4. Rush Day (Initial Dosing)
Treatment begins with a “rush day”, a supervised in-office visit lasting approximately 3 hours.
During this visit:
4 very small doses are administered
Doses are gradually increased under medical supervision
Tolerance is carefully monitored
At the end of this visit:
A daily home dose is provided
5. Updosing Phase (First 5 Weeks)
After rush day, patients enter the updosing phase:
Daily dosing at home
Return visits every week for 4 weeks
Each visit lasts about 1 hour and 15 minutes
Gradual increase in:
Dose quantity
Protein concentration
This phase typically lasts about 5 weeks total.
6. Maintenance Phase
Once the target dose is reached:
The patient continues daily dosing at home
This becomes the maintenance dose
Follow-up schedule:
First follow-up: 6 months later
Continued monitoring for tolerance and reactions
7. One-Year Evaluation
At the one-year mark, reassessment includes:
Repeat lab testing (IgE levels and trends)
Clinical review of:
Symptom history
Dosing tolerance
Any reactions
If appropriate, a food challenge may be offered to a larger dose of the food allergen.
Food Challenges & SLIT: Building Tolerance Over Time
Food challenges during the maintenance period of SLIT are optional and based on:
Lab improvements
Patient comfort and preference
Clinical history
Example Progression (Peanut SLIT)
Year 1: Oral challenge to ~½ peanut
Year 2: Oral challenge to ~1.5 peanuts
Year 3: Oral challenge to ~6 peanuts
At the time of these oral challenges, if they are well tolerated, these doses may be continued daily as the replacement for liquid SLIT if preferred and approved by the provider. These milestones demonstrate possible increasing desensitization.

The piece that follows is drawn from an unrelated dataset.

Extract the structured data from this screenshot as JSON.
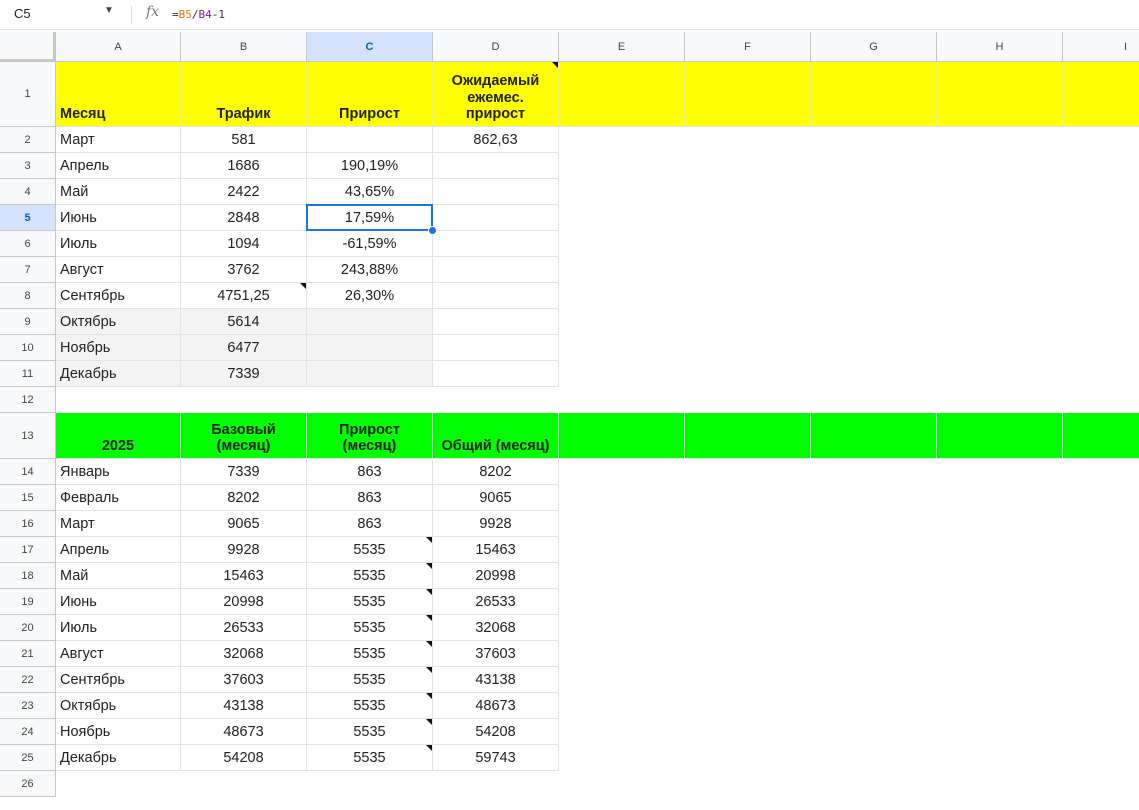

Long-Term Management and Decision-Making
As treatment progresses, discussions with your provider will focus on:
Whether to:
Increase challenge thresholds
Maintain current dosing
Reduce dosing frequency
Discuss ongoing need for:
Carrying epinephrine
Dietary avoidance
These decisions are individualized and based on:
Lab trends
Challenge outcomes
Patient goals and lifestyle
The Big Picture: What SLIT Can (and Cannot) Do
What SLIT Can Do:
✔ Reduce risk from accidental exposures
✔ Improve quality of life
✔ Provide gradual immune desensitization
✔ Offer a safer alternative to OIT
What SLIT Does Not Typically Do:
✘ Allow unrestricted consumption of the allergen
✘ Completely “cure” food allergies
Final Thoughts
Sublingual immunotherapy represents a practical, safe, and patient-friendly approach to managing food allergies in particular for those who may not tolerate more aggressive therapies.
While it requires consistency and patience, SLIT offers something incredibly valuable:
peace of mind and protection in an unpredictable setting of food exposures.
If you’re considering SLIT, a consultation with an experienced allergist is the best first step toward determining whether this approach is right for you or your child.